Georgia: The Options

Alex Cooley in EurasiaNet:

At a recent special panel on the Georgian crisis convened at the Bled Strategic Forum, European foreign ministers and representatives of international organizations lamented that they had failed to adequately engage Georgia’s unresolved or “frozen conflicts.” Since the early 1990s, the international community effectively ignored the disputes between Tbilisi and Abkhazia and South Ossetia, allowing tensions to fester until in early August the disputes escalated into a six-day war between Georgia and Russia.
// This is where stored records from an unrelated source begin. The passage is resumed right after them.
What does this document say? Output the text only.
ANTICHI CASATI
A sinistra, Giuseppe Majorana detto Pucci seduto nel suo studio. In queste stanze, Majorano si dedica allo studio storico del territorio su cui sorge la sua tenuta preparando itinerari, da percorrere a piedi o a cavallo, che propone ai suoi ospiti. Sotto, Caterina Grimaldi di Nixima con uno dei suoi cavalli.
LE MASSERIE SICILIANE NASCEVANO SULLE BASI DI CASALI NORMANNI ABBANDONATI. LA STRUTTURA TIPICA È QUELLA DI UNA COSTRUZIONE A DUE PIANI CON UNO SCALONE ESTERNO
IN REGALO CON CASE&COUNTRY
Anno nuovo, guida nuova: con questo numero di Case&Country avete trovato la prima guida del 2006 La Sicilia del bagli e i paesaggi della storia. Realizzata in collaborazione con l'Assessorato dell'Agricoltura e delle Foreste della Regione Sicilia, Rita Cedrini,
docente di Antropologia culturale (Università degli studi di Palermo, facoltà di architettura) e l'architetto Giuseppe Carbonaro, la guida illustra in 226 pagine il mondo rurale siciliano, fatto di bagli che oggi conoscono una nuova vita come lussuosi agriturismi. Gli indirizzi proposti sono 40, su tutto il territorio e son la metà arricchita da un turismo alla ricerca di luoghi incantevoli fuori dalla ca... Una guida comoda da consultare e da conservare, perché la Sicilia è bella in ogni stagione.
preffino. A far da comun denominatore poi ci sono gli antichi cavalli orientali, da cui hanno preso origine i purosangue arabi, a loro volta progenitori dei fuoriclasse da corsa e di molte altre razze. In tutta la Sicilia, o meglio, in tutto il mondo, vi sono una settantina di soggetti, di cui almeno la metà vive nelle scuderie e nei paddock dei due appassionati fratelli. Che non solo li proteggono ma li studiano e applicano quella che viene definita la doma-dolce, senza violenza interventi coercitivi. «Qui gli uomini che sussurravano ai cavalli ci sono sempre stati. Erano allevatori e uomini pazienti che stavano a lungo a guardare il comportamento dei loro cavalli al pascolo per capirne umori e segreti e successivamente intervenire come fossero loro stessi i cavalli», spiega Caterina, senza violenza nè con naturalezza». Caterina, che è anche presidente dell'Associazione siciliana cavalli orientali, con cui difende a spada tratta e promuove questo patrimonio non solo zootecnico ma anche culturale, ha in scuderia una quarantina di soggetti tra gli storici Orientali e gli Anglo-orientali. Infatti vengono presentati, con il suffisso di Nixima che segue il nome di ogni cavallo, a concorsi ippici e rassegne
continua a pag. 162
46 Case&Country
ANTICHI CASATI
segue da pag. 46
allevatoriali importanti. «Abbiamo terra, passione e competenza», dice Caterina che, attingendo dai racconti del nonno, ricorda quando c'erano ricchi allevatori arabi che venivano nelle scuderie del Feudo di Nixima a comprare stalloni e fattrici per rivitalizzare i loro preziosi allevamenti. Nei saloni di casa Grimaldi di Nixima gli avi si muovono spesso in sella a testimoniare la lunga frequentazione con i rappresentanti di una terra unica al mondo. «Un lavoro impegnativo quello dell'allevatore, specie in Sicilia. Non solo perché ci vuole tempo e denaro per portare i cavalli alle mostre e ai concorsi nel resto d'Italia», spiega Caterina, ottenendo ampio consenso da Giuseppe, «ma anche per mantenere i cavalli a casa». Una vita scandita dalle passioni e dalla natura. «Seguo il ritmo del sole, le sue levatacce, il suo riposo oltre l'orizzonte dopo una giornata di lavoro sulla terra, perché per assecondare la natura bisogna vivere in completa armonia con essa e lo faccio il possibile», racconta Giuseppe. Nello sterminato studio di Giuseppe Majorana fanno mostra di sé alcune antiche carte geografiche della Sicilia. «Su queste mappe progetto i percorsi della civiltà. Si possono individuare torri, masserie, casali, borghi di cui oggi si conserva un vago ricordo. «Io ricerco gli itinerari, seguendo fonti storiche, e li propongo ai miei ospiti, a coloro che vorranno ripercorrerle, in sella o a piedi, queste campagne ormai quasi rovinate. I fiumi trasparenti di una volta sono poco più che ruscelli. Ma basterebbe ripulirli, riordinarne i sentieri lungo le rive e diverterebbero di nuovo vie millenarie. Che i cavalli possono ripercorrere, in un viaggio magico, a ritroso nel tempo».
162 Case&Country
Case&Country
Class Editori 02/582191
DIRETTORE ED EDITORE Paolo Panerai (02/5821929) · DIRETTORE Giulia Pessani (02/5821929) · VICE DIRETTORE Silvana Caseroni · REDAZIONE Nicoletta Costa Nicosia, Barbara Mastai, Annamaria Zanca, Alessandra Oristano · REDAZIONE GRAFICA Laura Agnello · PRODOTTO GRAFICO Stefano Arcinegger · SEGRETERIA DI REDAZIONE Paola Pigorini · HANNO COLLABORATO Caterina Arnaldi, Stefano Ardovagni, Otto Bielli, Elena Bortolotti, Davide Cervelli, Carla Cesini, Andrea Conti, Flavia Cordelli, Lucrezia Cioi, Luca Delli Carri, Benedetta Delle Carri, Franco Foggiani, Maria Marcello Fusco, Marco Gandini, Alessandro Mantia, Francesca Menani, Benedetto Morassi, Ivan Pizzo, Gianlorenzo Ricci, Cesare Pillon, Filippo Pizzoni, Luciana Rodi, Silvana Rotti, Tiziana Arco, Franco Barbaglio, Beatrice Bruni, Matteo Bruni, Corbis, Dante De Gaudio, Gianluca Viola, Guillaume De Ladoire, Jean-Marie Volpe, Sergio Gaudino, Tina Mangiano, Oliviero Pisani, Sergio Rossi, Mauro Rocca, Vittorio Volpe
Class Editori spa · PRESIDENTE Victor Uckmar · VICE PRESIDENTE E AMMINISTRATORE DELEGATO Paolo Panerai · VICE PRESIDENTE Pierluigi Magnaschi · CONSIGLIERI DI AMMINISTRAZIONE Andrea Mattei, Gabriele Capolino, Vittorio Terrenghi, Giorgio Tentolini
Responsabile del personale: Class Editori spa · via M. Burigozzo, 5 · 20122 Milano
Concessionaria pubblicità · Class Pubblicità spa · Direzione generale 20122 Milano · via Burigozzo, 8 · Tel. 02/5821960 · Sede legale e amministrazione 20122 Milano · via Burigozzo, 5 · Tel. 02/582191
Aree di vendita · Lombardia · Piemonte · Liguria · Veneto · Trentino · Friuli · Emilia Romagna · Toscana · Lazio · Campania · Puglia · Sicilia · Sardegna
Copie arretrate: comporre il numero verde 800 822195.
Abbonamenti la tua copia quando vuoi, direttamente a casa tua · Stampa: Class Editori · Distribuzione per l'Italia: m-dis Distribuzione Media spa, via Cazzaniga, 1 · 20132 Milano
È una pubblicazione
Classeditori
Russia’s subsequent recognition of Abkhazia and South Ossetia independence has legally challenged Georgia’s very territorial integrity and sovereign boundaries.

While much of the West struggles to enforce a precarious ceasefire and formulate a common response to Russia’s actions, it is worth considering the exact sovereign forms that might govern Georgia in the near future. Three options – indefinite occupation, formal partition or international administration – are possible; though all three pose risks, the internationalization option, the least discussed thus far, may offer the best blueprint for stabilizing the region and eventually resolving status issues.

Under the first and most likely scenario, Abkhazia and South Ossetia will remain recognized by Russia and a handful of other countries, such as Nicaragua, that wish to curry favor with Moscow. We could refer to this as the “Cyprus model.” [For background see the Eurasia Insight archive]. Under this arrangement, Russia ensures the dependency of the breakaway territories by stationing a permanent military contingent and keeping the de facto governments isolated from Georgia. In the case of Cyprus, the Turkish military intervention of 1974 was followed by a relatively stable three decades, during which a sizable contingent of Turkish troops was stationed in the self-proclaimed Turkish Northern Republic of Cyprus (TRNC). During this time the sequestered TRNC languished, while the Greek-Cypriot part of the island developed rapidly, culminating in its admission to the European Union 30 years later.